An asset is anything owned or controlled by a person, company, or country and has economic value, which is the maximum amount an individual may be willing to pay for a commodity in a free market economy. It is a resource that is owned or controlled by anyone expecting to benefit from it in the future in the form of cash, reduced expenses, and improved sales.
A corporation or company that owns assets increases its value, benefiting its operations. They then report their assets on their company’s balance sheet based on historical cost or original cost, which is adjusted for improvements or aging.
Different types of assets
Current assets: These are short-term economic resources that can be converted into cash within a year. These include accounts receivable, cash and cash equivalents, and prepaid expenses. Accounts receivables and inventory are reassessed periodically for their recoverability. If there is enough proof that these cannot be collected or is obsolete, firms may write off such assets.

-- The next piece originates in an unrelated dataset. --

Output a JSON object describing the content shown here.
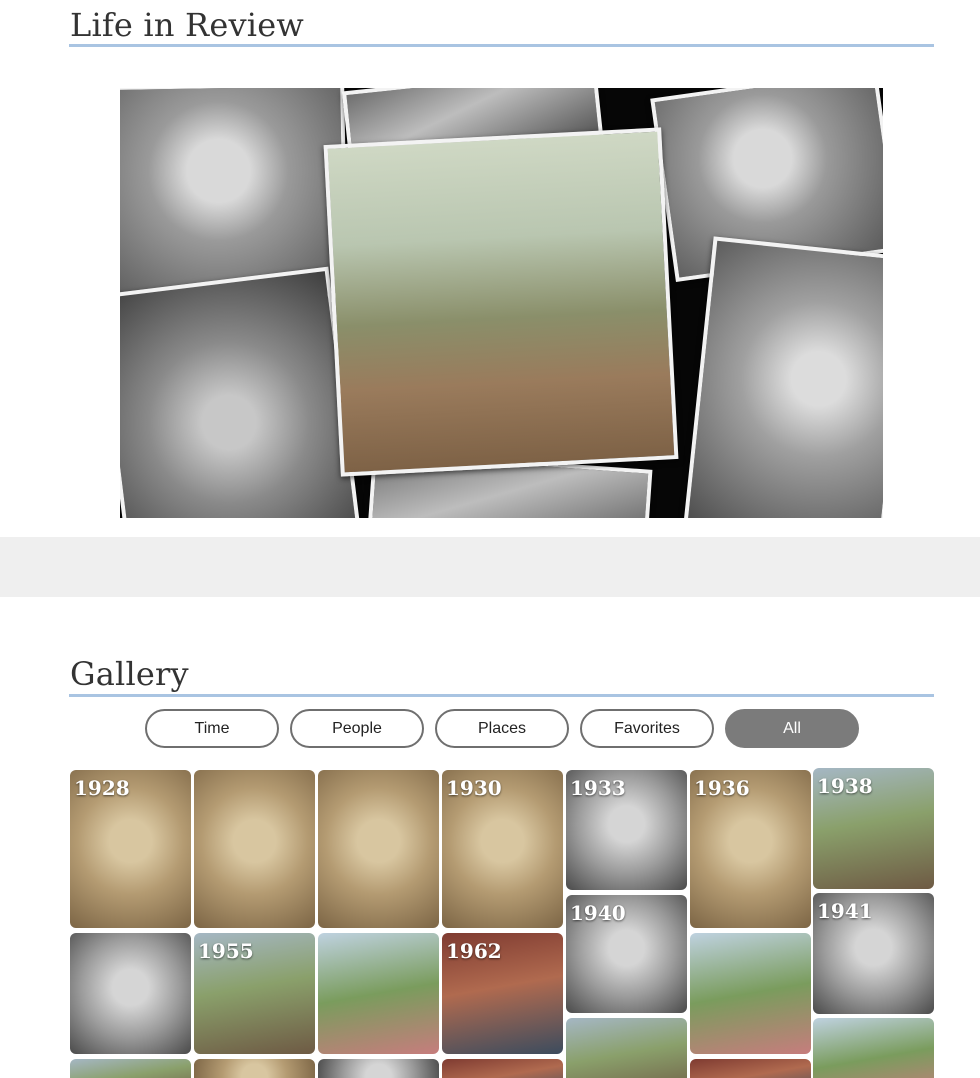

Fixed assets: Equipment, buildings, and plants are examples of fixed assets. They are long-term resources that are adjusted for aging based on depreciation, which may or may not indicate the loss of the asset’s earning power.
Financial assets: These are investments in another company or institution’s assets and securities, such as sovereign and corporate bonds, preferred equity, stocks, and other hybrid securities.
Intangible assets: These are economic sources with no physical presence, like goodwill, copyrights, trademarks, and patents. They are accounted for differently, and can be tested or amortized for impairment every year.